Chapter 16 | In the Belly of the Whale: Why Miracles Are Possible

I did not think much of this chapter. D'Souza spends an entire chapter simply to point out that science cannot be absolutely proven to be true either 1) with infinite repeatability and 2) in any and all times and places. It is not clear to me what the point of this chapter is, though I suspect he's trying to get a foot in the door to make some case based on miracles later on.

I do have to add that after further reflection I find it rather ironic that D'Souza uses science's weakness in that it can never study everything in light of his assertion that faith is a reliable means to attain knowledge.

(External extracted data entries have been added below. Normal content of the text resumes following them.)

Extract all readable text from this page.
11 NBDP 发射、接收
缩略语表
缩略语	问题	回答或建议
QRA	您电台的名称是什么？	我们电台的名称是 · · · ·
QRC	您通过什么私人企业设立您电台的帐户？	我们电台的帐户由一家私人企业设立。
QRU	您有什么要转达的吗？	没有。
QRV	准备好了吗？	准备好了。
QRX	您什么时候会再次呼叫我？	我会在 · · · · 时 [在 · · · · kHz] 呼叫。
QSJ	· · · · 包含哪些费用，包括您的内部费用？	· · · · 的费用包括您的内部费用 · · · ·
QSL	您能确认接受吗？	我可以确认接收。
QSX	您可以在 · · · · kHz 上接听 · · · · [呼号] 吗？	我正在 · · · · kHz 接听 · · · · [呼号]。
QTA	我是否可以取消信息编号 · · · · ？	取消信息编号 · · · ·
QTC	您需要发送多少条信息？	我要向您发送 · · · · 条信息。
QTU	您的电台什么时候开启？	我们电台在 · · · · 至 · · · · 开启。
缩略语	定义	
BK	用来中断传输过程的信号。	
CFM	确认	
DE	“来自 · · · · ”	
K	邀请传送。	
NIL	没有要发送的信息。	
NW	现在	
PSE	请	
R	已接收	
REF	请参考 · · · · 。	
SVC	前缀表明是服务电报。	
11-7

If science with its well-established and tested methods, habit of obtaining peer-reviews, and openness for anyone who can prove a hypothesis wrong with an adequate alternative hypothesis and supporting evidence can be fallible… how much more unreliable, according to D'Souza, should be the "eyes of faith" which have no universal method, no ability to be peer-reviewed, and have led to literally tens of thousands of religious systems who all believe that they are right based on faith?

To Ch 17: A Skeptic's Wager >>


Clemens said...

Exactly. There is a quote attributed to, I believe, Winston Churchill, that goes along the lines of "Democracy is crap, but it's still the best we have". You can adapt that to science. There is still an awful amount of things we don't know, and maybe possibly never will know. But why anyone should turn to a priest once a scientist gives up escapes me.